Gözlerime böyle iltifat eden birini daha önce hiç görmemiştim. İki yıl önce böyle bir yaz akşamında da iltifatlar almıştım ama bu sözler çok farklıydı. Benim kabul etmem ise tam bir aptallık olurdu. Çünkü ben nişanlı bir kızdım! Bana iltifat eden bir adamın gözlerine bakıp kendimi farklı görmem çok yanlıştı.
Durumun vahametini fark ettiğim gibi bir iki adım geriledim ve Barzan’ın tuhaf çekim alanından çıktım. Bakışlarımı hızla gözlerinden alıp onun olmadığı her yere bakmaya başladım. “Benimle hala nasıl konuşacağını bilmiyorsun. Bu durumda seni görmezlikten gelmekten başka çarem kalmadı. Çekip gitmek istiyorum ama kız kardeşim yüzünden elim kolum bağlı. Benim dosta da ihtiyacım yok.”
Tepkisine bile bakmadan uzaklaşıp Rozerin ve Baran’ın içeri girdiği kapıya doğru yürüdüm. İçerde konuşma sesleri geliyordu. Rozerin Baran’ın her sözüne gülüyor daha sonra erimiş bir halde cevap veriyordu. Bu kız bu oğlana fena vurulmuştu. Baran aynı duyguları paylaşıyor muydu? Bunu öğrendikten sonra onları yalnız bırakabilirdim.
“Rozerin,” diye içeri kısık bir sesle seslendim.
“Geliyorum abla.”
Rozerin bekletmeden cevap verince kollarımı göğsümde bağladım. Önce Rozerin sonra Baran karanlık koridordan bahçeye çıkınca kardeşimin koluna girerek yanıma çektim. “Bizim gitmemiz gerekiyor. Tanıştığımıza memnun oldum.” dedim Baran’a.
“Ben de çok memnun oldum Zeynep abla. Sınavdan geçtim mi peki?” diye abisi gibi sırıtarak gülünce gözlerimi devirmek istedim ama gülümsemekle yetindim. “Daha değil. Buluşmak istediğinizde yine ben yanınızda olacağım. Ama dediğim gibi eksin yok atın var.”
Baran başını sallayarak kararıma saygısını belli edince bir artı daha yazdım. “İyi geceler.”
“İyi geceler Zeynep abla.” dediğinde Rozerin’in kolundan vedalaşsınlar diye çıktım ve dış kapıya doğru yürüdüm.
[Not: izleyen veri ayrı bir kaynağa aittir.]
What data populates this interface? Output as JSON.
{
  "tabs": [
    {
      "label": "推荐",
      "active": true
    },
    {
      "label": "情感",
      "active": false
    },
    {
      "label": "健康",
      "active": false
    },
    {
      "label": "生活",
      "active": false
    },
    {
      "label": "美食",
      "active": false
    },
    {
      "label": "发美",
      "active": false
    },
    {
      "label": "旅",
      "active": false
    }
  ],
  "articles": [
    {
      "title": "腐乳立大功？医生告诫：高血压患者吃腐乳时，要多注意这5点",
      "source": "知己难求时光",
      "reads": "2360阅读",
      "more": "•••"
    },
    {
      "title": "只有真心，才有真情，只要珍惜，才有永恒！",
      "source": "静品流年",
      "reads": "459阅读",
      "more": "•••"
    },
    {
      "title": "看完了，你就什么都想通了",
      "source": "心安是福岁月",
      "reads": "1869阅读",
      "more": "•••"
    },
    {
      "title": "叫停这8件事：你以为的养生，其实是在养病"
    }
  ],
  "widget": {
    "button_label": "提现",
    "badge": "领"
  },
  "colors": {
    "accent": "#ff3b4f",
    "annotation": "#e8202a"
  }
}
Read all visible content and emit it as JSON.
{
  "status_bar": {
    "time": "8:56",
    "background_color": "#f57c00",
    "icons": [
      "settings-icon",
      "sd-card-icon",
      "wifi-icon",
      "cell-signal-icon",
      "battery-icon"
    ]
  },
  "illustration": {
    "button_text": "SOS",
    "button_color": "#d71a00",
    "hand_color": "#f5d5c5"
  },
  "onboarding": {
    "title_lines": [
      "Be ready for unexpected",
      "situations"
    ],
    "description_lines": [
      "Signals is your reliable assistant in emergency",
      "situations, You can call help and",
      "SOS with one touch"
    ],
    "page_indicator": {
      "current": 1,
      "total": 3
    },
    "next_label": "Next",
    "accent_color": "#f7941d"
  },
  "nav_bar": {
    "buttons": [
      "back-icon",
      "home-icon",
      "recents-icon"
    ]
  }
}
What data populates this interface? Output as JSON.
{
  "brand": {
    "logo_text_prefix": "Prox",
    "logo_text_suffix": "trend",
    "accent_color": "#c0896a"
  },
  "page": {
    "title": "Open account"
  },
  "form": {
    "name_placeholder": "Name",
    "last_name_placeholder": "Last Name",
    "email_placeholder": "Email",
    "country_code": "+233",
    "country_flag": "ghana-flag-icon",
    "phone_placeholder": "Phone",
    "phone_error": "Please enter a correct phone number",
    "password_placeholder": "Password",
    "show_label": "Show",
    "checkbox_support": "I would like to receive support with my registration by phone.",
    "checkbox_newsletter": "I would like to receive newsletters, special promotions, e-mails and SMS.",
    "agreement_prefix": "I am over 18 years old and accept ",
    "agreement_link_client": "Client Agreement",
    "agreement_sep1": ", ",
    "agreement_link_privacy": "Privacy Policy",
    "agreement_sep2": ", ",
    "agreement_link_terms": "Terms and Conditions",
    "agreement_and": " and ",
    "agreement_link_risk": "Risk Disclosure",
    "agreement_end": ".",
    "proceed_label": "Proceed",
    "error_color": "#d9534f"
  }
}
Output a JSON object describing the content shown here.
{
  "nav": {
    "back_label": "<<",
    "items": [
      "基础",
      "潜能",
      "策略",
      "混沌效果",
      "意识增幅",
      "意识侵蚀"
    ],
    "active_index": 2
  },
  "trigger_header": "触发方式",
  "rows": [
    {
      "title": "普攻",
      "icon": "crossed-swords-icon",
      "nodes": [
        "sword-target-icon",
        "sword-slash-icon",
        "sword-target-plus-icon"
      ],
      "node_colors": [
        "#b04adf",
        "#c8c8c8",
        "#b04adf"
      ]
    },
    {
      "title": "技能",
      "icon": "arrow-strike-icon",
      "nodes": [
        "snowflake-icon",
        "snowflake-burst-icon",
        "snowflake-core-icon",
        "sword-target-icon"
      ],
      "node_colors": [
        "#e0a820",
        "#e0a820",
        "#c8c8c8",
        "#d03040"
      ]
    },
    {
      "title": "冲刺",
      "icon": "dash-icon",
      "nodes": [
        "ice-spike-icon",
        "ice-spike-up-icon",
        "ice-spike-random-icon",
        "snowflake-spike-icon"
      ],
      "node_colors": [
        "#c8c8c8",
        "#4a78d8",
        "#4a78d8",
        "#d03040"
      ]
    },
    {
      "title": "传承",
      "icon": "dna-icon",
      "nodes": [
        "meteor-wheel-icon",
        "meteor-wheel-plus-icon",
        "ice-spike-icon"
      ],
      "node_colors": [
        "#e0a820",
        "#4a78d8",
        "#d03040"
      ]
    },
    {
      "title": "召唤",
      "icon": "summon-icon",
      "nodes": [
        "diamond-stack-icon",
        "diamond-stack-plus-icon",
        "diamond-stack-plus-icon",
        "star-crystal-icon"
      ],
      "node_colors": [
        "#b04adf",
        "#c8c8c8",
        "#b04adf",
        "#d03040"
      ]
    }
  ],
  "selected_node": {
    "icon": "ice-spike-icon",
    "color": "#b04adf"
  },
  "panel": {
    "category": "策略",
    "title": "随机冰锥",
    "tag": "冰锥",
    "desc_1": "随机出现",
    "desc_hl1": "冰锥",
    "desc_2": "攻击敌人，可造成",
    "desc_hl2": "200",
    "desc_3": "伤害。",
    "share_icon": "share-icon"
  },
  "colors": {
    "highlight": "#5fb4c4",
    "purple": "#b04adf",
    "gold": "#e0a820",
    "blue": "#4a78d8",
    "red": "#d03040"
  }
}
Barzan’ı görmemezlikten gelmeye devam ederken dış kapının hemen yanında bitmesiyle nefesimi verdim. Bu adam da benim dilimden anlamıyordu anlaşılan.
“Çok geç oldu size eşlik etsek...” diyerek hala gözüme girme çabalarına ters bir bakış atarak cevap verdim. “Şaka mısın sen? Sana onca laf ettim. Anladığın bu mu? Hiçbir şey?”
“Yooo ben seni anladım Menekşe. Konu farklı burada. Güvenliğinizden endişe ediyorum.”
“Güvenliğimden endişe etmene sevindim. Benden uzak durursan daha güvende olacağımı bil ve ona göre davran.” dedim gevşek gülüşündeki umursamazlığa gölge düşürerek. Kapının kilidini çevirip açtığımda dışarıya göz atıp öyle çıktım. Dar sokakta gelip geçen yoktu. Bu da ayrılmak için çok iyiydi.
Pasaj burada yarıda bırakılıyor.